Instant gratification - the good, the bad and the role of technology

Instant gratification - the good, the bad and the role of technology

Technology is making us impatient. Apparently.

Instant gratification is the desire for satisfaction without delay. In simple terms, you want it, and you want it now. And supposedly, it’s on the rise.

Instant gratification isn’t a new concept. But having access to the world at our fingertips is. Need a ride? Order an Uber and you’ll be en route in minutes. Bored? Netflix offers instant access to hundreds of TV series so you can binge watch to your heart’s content. Hungry? Deliveroo allows you to get restaurant food in your home without having to move from the sofa (if you make your partner get the door, that is).

As soon as you decide you want something, you can act on it using your phone 📱.

Good things come… on the same day?

Brands are improving their offerings to meet these new demands. Amazon now offer same-day delivery. Starbucks have in-app ordering so you can skip the line. Spotify offer a premium service without ads. Patience is a virtue, but in 2018, it seems that instant gratification is the money maker 💰.

So why is this a problem? The worry is that it’s doing us no good, creating a society of impatient and demanding people who are just a slow wifi connection away from a meltdown. If we’re always giving in to our immediate wants, surely we’ll become less accepting of situations when we need to wait, and become more and more frustrated with anything that isn’t instant.

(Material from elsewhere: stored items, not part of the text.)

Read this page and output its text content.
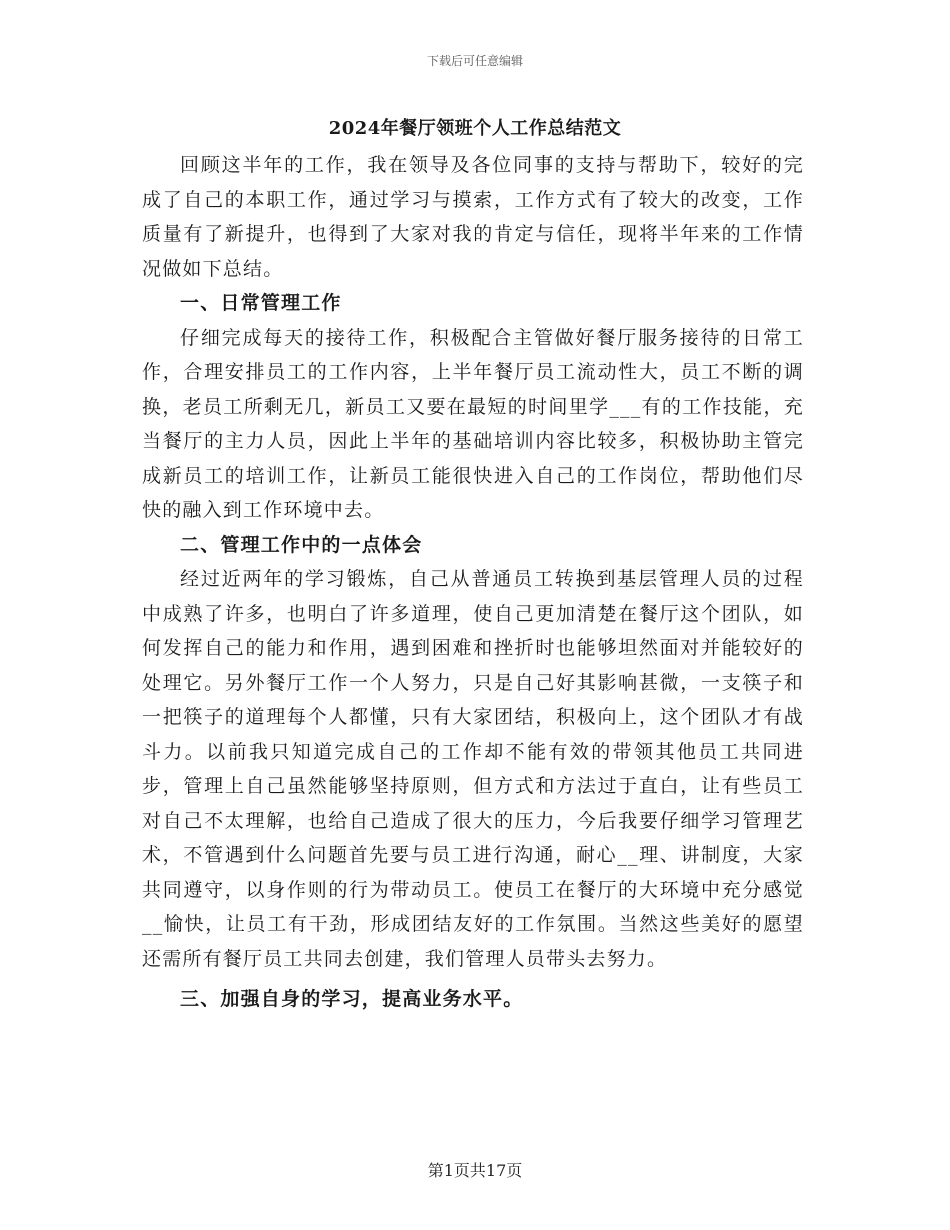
下载后可任意编辑
2024年餐厅领班个人工作总结范文

回顾这半年的工作，我在领导及各位同事的支持与帮助下，较好的完成了自己的本职工作，通过学习与摸索，工作方式有了较大的改变，工作质量有了新提升，也得到了大家对我的肯定与信任，现将半年来的工作情况做如下总结。

一、日常管理工作

仔细完成每天的接待工作，积极配合主管做好餐厅服务接待的日常工作，合理安排员工的工作内容，上半年餐厅员工流动性大，员工不断的调换，老员工所剩无几，新员工又要在最短的时间里学___有的工作技能，充当餐厅的主力人员，因此上半年的基础培训内容比较多，积极协助主管完成新员工的培训工作，让新员工能很快进入自己的工作岗位，帮助他们尽快的融入到工作环境中去。

二、管理工作中的一点体会

经过近两年的学习锻炼，自己从普通员工转换到基层管理人员的过程中成熟了许多，也明白了许多道理，使自己更加清楚在餐厅这个团队，如何发挥自己的能力和作用，遇到困难和挫折时也能够坦然面对并能较好的处理它。另外餐厅工作一个人努力，只是自己好其影响甚微，一支筷子和一把筷子的道理每个人都懂，只有大家团结，积极向上，这个团队才有战斗力。以前我只知道完成自己的工作却不能有效的带领其他员工共同进步，管理上自己虽然能够坚持原则，但方式和方法过于直白，让有些员工对自己不太理解，也给自己造成了很大的压力，今后我要仔细学习管理艺术，不管遇到什么问题首先要与员工进行沟通，耐心__理、讲制度，大家共同遵守，以身作则的行为带动员工。使员工在餐厅的大环境中充分感觉__愉快，让员工有干劲，形成团结友好的工作氛围。当然这些美好的愿望还需所有餐厅员工共同去创建，我们管理人员带头去努力。

三、加强自身的学习，提高业务水平。

第1页共17页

Living in the age of tl;dr, some fear that our attention span is becoming as limited as Twitter’s character count. And in the long-term, it could have a negative effect on everything from our ability to save money, to resilience in our career.

Power to the people

Although we can’t be sure technology is to blame, the thing we can all agree on is that modern consumers are more demanding. But the idea of a spoilt society only stands if the demands are unreasonable. Is it too much to ask for quicker, simpler products 🤔?

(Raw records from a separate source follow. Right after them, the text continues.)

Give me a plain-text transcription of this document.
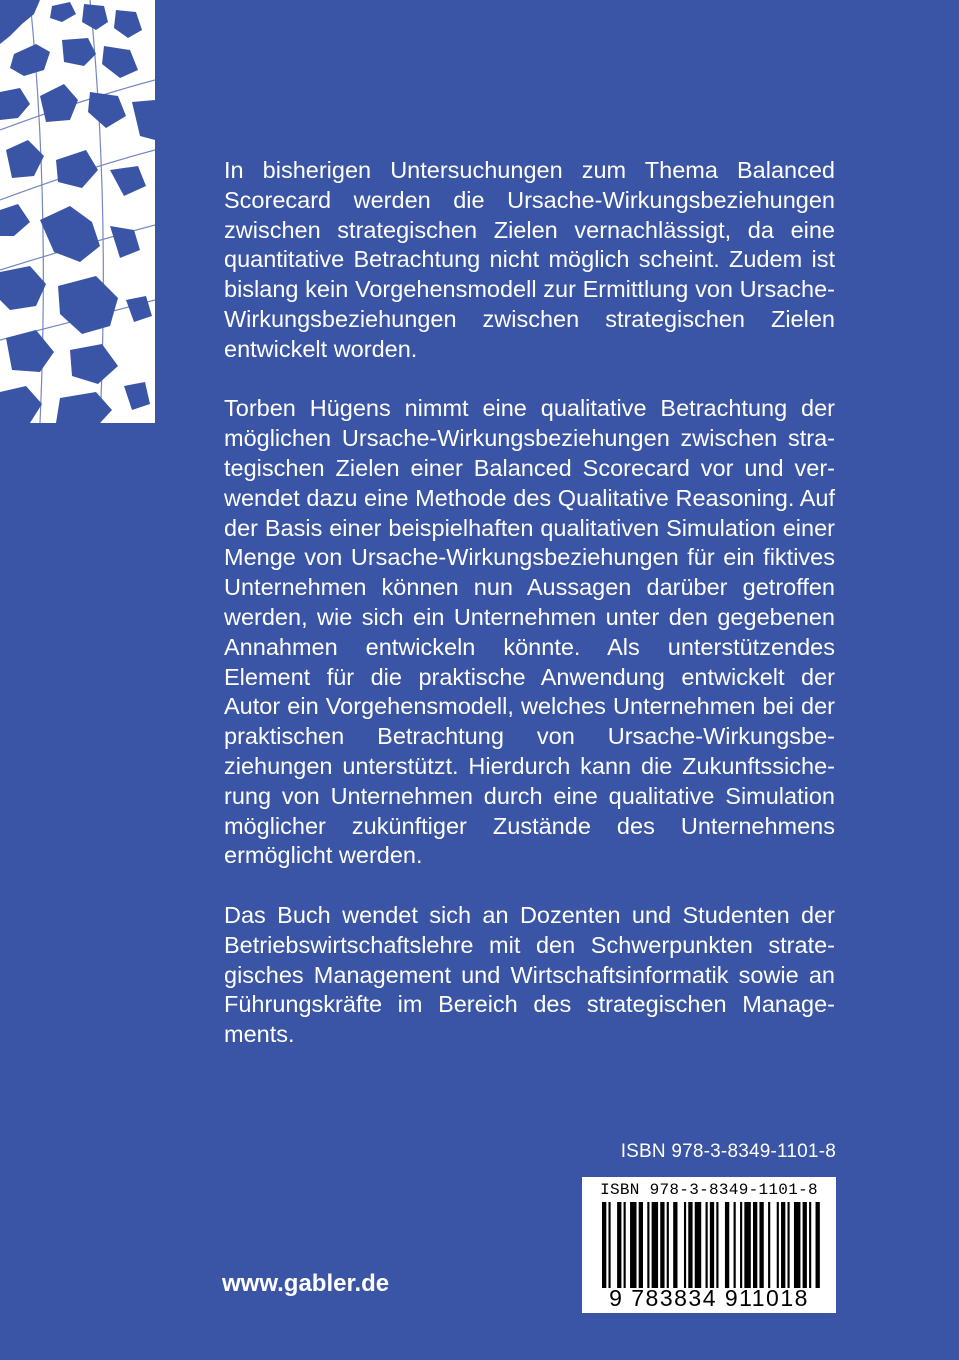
In bisherigen Untersuchungen zum Thema Balanced Scorecard werden die Ursache-Wirkungsbeziehungen zwischen strategischen Zielen vernachlässigt, da eine quantitative Betrachtung nicht möglich scheint. Zudem ist bislang kein Vorgehensmodell zur Ermittlung von Ursache-Wirkungsbeziehungen zwischen strategischen Zielen entwickelt worden.

Torben Hügens nimmt eine qualitative Betrachtung der möglichen Ursache-Wirkungsbeziehungen zwischen strategischen Zielen einer Balanced Scorecard vor und verwendet dazu eine Methode des Qualitative Reasoning. Auf der Basis einer beispielhaften qualitativen Simulation einer Menge von Ursache-Wirkungsbeziehungen für ein fiktives Unternehmen können nun Aussagen darüber getroffen werden, wie sich ein Unternehmen unter den gegebenen Annahmen entwickeln könnte. Als unterstützendes Element für die praktische Anwendung entwickelt der Autor ein Vorgehensmodell, welches Unternehmen bei der praktischen Betrachtung von Ursache-Wirkungsbeziehungen unterstützt. Hierdurch kann die Zukunftssicherung von Unternehmen durch eine qualitative Simulation möglicher zukünftiger Zustände des Unternehmens ermöglicht werden.

Das Buch wendet sich an Dozenten und Studenten der Betriebswirtschaftslehre mit den Schwerpunkten strategisches Management und Wirtschaftsinformatik sowie an Führungskräfte im Bereich des strategischen Managements.

ISBN 978-3-8349-1101-8
ISBN 978-3-8349-1101-8
9 783834 911018
www.gabler.de
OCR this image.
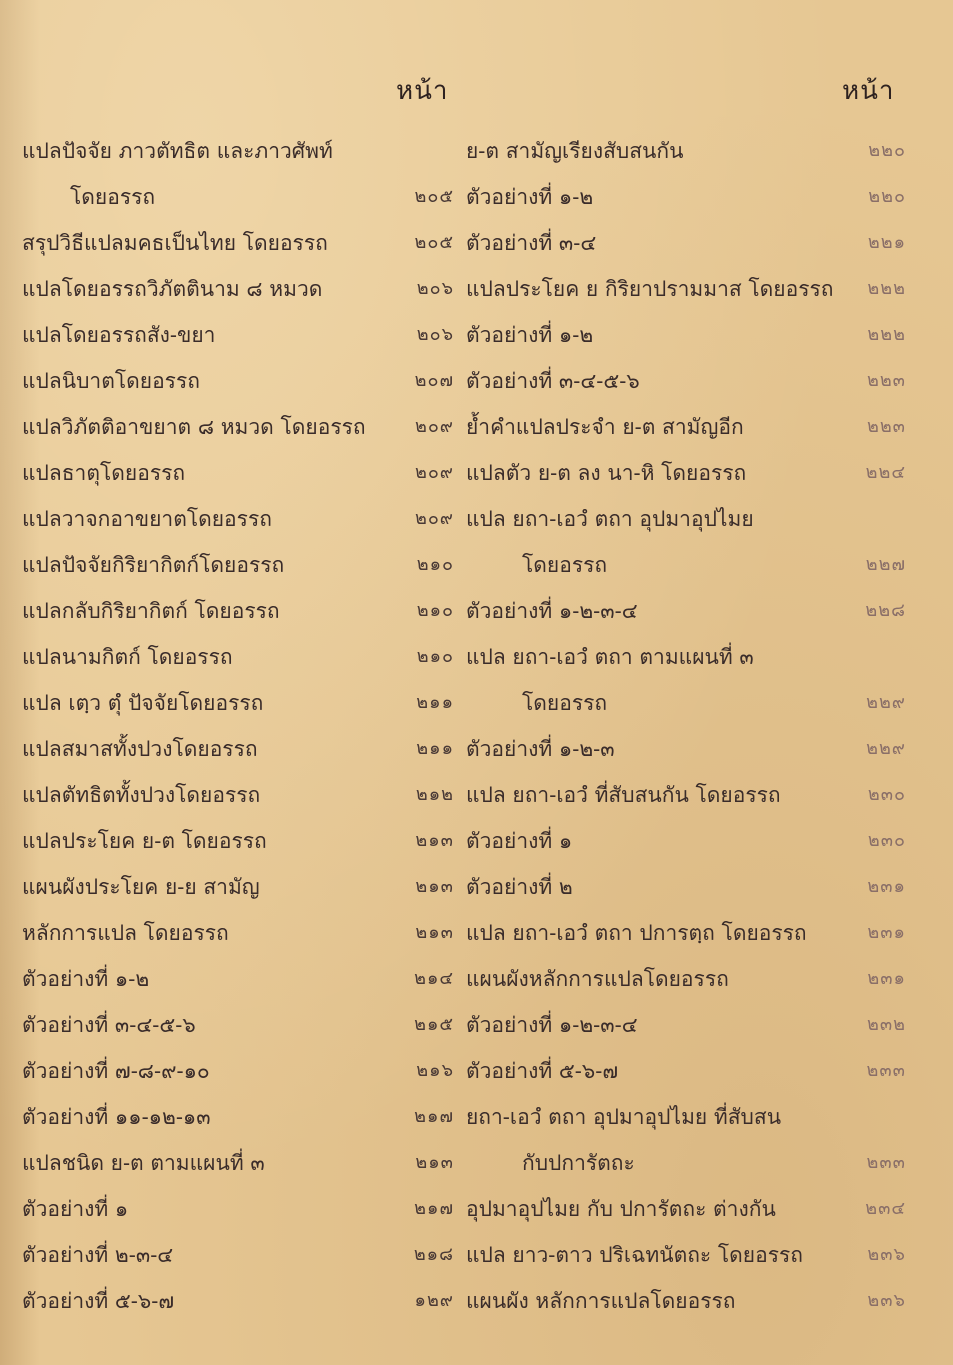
หน้า	หน้า
แปลปัจจัย ภาวตัทธิต และภาวศัพท์
โดยอรรถ	๒๐๕
สรุปวิธีแปลมคธเป็นไทย โดยอรรถ	๒๐๕
แปลโดยอรรถวิภัตตินาม ๘ หมวด	๒๐๖
แปลโดยอรรถสัง-ขยา	๒๐๖
แปลนิบาตโดยอรรถ	๒๐๗
แปลวิภัตติอาขยาต ๘ หมวด โดยอรรถ	๒๐๙
แปลธาตุโดยอรรถ	๒๐๙
แปลวาจกอาขยาตโดยอรรถ	๒๐๙
แปลปัจจัยกิริยากิตก์โดยอรรถ	๒๑๐
แปลกลับกิริยากิตก์ โดยอรรถ	๒๑๐
แปลนามกิตก์ โดยอรรถ	๒๑๐
แปล เตฺว ตุํ ปัจจัยโดยอรรถ	๒๑๑
แปลสมาสทั้งปวงโดยอรรถ	๒๑๑
แปลตัทธิตทั้งปวงโดยอรรถ	๒๑๒
แปลประโยค ย-ต โดยอรรถ	๒๑๓
แผนผังประโยค ย-ย สามัญ	๒๑๓
หลักการแปล โดยอรรถ	๒๑๓
ตัวอย่างที่ ๑-๒	๒๑๔
ตัวอย่างที่ ๓-๔-๕-๖	๒๑๕
ตัวอย่างที่ ๗-๘-๙-๑๐	๒๑๖
ตัวอย่างที่ ๑๑-๑๒-๑๓	๒๑๗
แปลชนิด ย-ต ตามแผนที่ ๓	๒๑๓
ตัวอย่างที่ ๑	๒๑๗
ตัวอย่างที่ ๒-๓-๔	๒๑๘
ตัวอย่างที่ ๕-๖-๗	๑๒๙
ย-ต สามัญเรียงสับสนกัน	๒๒๐
ตัวอย่างที่ ๑-๒	๒๒๐
ตัวอย่างที่ ๓-๔	๒๒๑
แปลประโยค ย กิริยาปรามมาส โดยอรรถ ๒๒๒
ตัวอย่างที่ ๑-๒	๒๒๒
ตัวอย่างที่ ๓-๔-๕-๖	๒๒๓
ย้ำคำแปลประจำ ย-ต สามัญอีก	๒๒๓
แปลตัว ย-ต ลง นา-หิ โดยอรรถ	๒๒๔
แปล ยถา-เอวํ ตถา อุปมาอุปไมย
โดยอรรถ	๒๒๗
ตัวอย่างที่ ๑-๒-๓-๔	๒๒๘
แปล ยถา-เอวํ ตถา ตามแผนที่ ๓
โดยอรรถ	๒๒๙
ตัวอย่างที่ ๑-๒-๓	๒๒๙
แปล ยถา-เอวํ ที่สับสนกัน โดยอรรถ	๒๓๐
ตัวอย่างที่ ๑	๒๓๐
ตัวอย่างที่ ๒	๒๓๑
แปล ยถา-เอวํ ตถา ปการตฺถ โดยอรรถ	๒๓๑
แผนผังหลักการแปลโดยอรรถ	๒๓๑
ตัวอย่างที่ ๑-๒-๓-๔	๒๓๒
ตัวอย่างที่ ๕-๖-๗	๒๓๓
ยถา-เอวํ ตถา อุปมาอุปไมย ที่สับสน
กับปการัตถะ	๒๓๓
อุปมาอุปไมย กับ ปการัตถะ ต่างกัน	๒๓๔
แปล ยาว-ตาว ปริเฉทนัตถะ โดยอรรถ	๒๓๖
แผนผัง หลักการแปลโดยอรรถ	๒๓๖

Arguably, instant gratification can actually be a good thing: if consumers are more demanding, businesses have to make decisions with them in mind.

Take insurance for instance. Until Cuvva entered the car insurance market, very little had changed in a very long time. Insurance companies didn’t offer hourly policies, and anyone in need of short-term insurance was made to jump through hoops to get it. Paperwork, phone calls and unnecessary delays caused inconvenience not only to the driver looking to get insured, but to the owner of the car.

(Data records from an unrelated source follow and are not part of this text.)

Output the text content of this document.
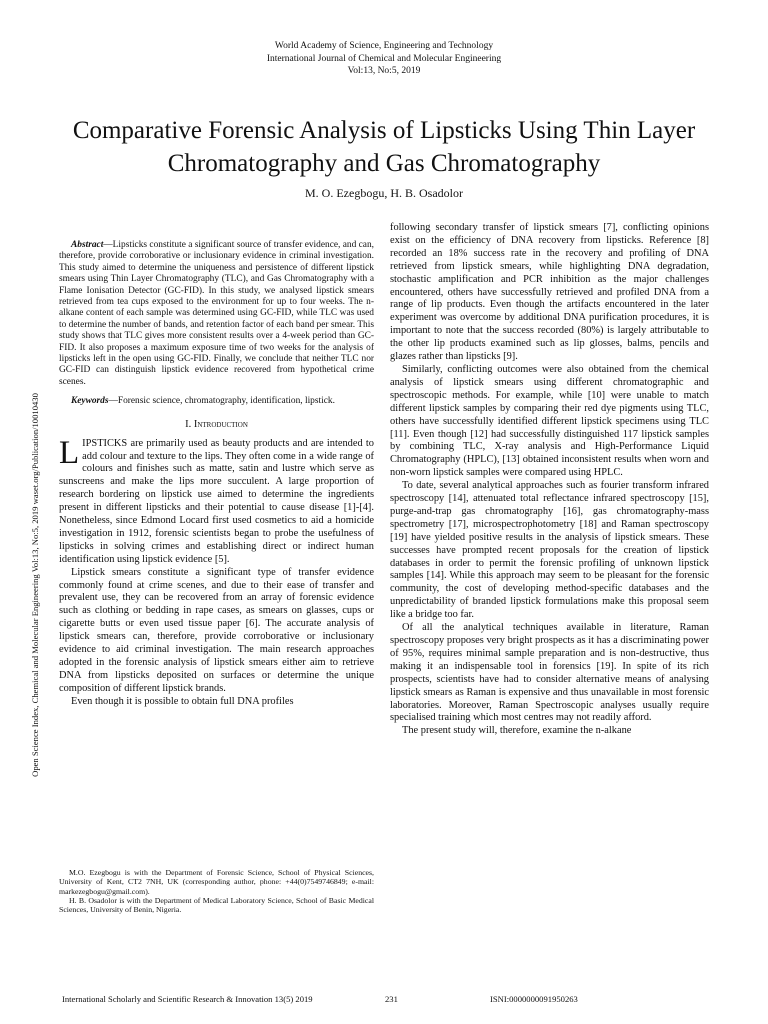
World Academy of Science, Engineering and Technology
International Journal of Chemical and Molecular Engineering
Vol:13, No:5, 2019
Comparative Forensic Analysis of Lipsticks Using Thin Layer Chromatography and Gas Chromatography
M. O. Ezegbogu, H. B. Osadolor
Open Science Index, Chemical and Molecular Engineering Vol:13, No:5, 2019 waset.org/Publication/10010430

Abstract—Lipsticks constitute a significant source of transfer evidence, and can, therefore, provide corroborative or inclusionary evidence in criminal investigation. This study aimed to determine the uniqueness and persistence of different lipstick smears using Thin Layer Chromatography (TLC), and Gas Chromatography with a Flame Ionisation Detector (GC-FID). In this study, we analysed lipstick smears retrieved from tea cups exposed to the environment for up to four weeks. The n-alkane content of each sample was determined using GC-FID, while TLC was used to determine the number of bands, and retention factor of each band per smear. This study shows that TLC gives more consistent results over a 4-week period than GC-FID. It also proposes a maximum exposure time of two weeks for the analysis of lipsticks left in the open using GC-FID. Finally, we conclude that neither TLC nor GC-FID can distinguish lipstick evidence recovered from hypothetical crime scenes.

Keywords—Forensic science, chromatography, identification, lipstick.

I. Introduction

LIPSTICKS are primarily used as beauty products and are intended to add colour and texture to the lips. They often come in a wide range of colours and finishes such as matte, satin and lustre which serve as sunscreens and make the lips more succulent. A large proportion of research bordering on lipstick use aimed to determine the ingredients present in different lipsticks and their potential to cause disease [1]-[4]. Nonetheless, since Edmond Locard first used cosmetics to aid a homicide investigation in 1912, forensic scientists began to probe the usefulness of lipsticks in solving crimes and establishing direct or indirect human identification using lipstick evidence [5].

Lipstick smears constitute a significant type of transfer evidence commonly found at crime scenes, and due to their ease of transfer and prevalent use, they can be recovered from an array of forensic evidence such as clothing or bedding in rape cases, as smears on glasses, cups or cigarette butts or even used tissue paper [6]. The accurate analysis of lipstick smears can, therefore, provide corroborative or inclusionary evidence to aid criminal investigation. The main research approaches adopted in the forensic analysis of lipstick smears either aim to retrieve DNA from lipsticks deposited on surfaces or determine the unique composition of different lipstick brands.

Even though it is possible to obtain full DNA profiles

M.O. Ezegbogu is with the Department of Forensic Science, School of Physical Sciences, University of Kent, CT2 7NH, UK (corresponding author, phone: +44(0)7549746849; e-mail: markezegbogu@gmail.com).

H. B. Osadolor is with the Department of Medical Laboratory Science, School of Basic Medical Sciences, University of Benin, Nigeria.

following secondary transfer of lipstick smears [7], conflicting opinions exist on the efficiency of DNA recovery from lipsticks. Reference [8] recorded an 18% success rate in the recovery and profiling of DNA retrieved from lipstick smears, while highlighting DNA degradation, stochastic amplification and PCR inhibition as the major challenges encountered, others have successfully retrieved and profiled DNA from a range of lip products. Even though the artifacts encountered in the later experiment was overcome by additional DNA purification procedures, it is important to note that the success recorded (80%) is largely attributable to the other lip products examined such as lip glosses, balms, pencils and glazes rather than lipsticks [9].

Similarly, conflicting outcomes were also obtained from the chemical analysis of lipstick smears using different chromatographic and spectroscopic methods. For example, while [10] were unable to match different lipstick samples by comparing their red dye pigments using TLC, others have successfully identified different lipstick specimens using TLC [11]. Even though [12] had successfully distinguished 117 lipstick samples by combining TLC, X-ray analysis and High-Performance Liquid Chromatography (HPLC), [13] obtained inconsistent results when worn and non-worn lipstick samples were compared using HPLC.

To date, several analytical approaches such as fourier transform infrared spectroscopy [14], attenuated total reflectance infrared spectroscopy [15], purge-and-trap gas chromatography [16], gas chromatography-mass spectrometry [17], microspectrophotometry [18] and Raman spectroscopy [19] have yielded positive results in the analysis of lipstick smears. These successes have prompted recent proposals for the creation of lipstick databases in order to permit the forensic profiling of unknown lipstick samples [14]. While this approach may seem to be pleasant for the forensic community, the cost of developing method-specific databases and the unpredictability of branded lipstick formulations make this proposal seem like a bridge too far.

Of all the analytical techniques available in literature, Raman spectroscopy proposes very bright prospects as it has a discriminating power of 95%, requires minimal sample preparation and is non-destructive, thus making it an indispensable tool in forensics [19]. In spite of its rich prospects, scientists have had to consider alternative means of analysing lipstick smears as Raman is expensive and thus unavailable in most forensic laboratories. Moreover, Raman Spectroscopic analyses usually require specialised training which most centres may not readily afford.

The present study will, therefore, examine the n-alkane

International Scholarly and Scientific Research & Innovation 13(5) 2019	231	ISNI:0000000091950263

This demand for consumer focused products and services paves the way for companies like Cuvva to make real changes in the insurance industry.  

And as more companies offer products that actually meet people’s needs, their competitors are forced to do the same. It means that the people who use the product are given the opportunity to shape it, instead of having to put up with what is already available.

A need for speed?

Sure, these days consumers won’t hang around for you to get it right, but it’s not just about being fast. Companies are on the hook to deliver products and services that really work for the user. This goes beyond speed and efficiency to other key parts of a business offering, like transparency and corporate responsibility.

Consumers don’t just care about what they’re buying, but want to know where their money is actually going. They want to know what the company stands for, and what kind of an impact they have on society. Companies need to think about the consequences of their actions, because consumers certainly are.

So, is technology making us impatient? Perhaps. But this so-called impatience is giving more power to consumers, and surely that’s a good thing for all of us 🎉.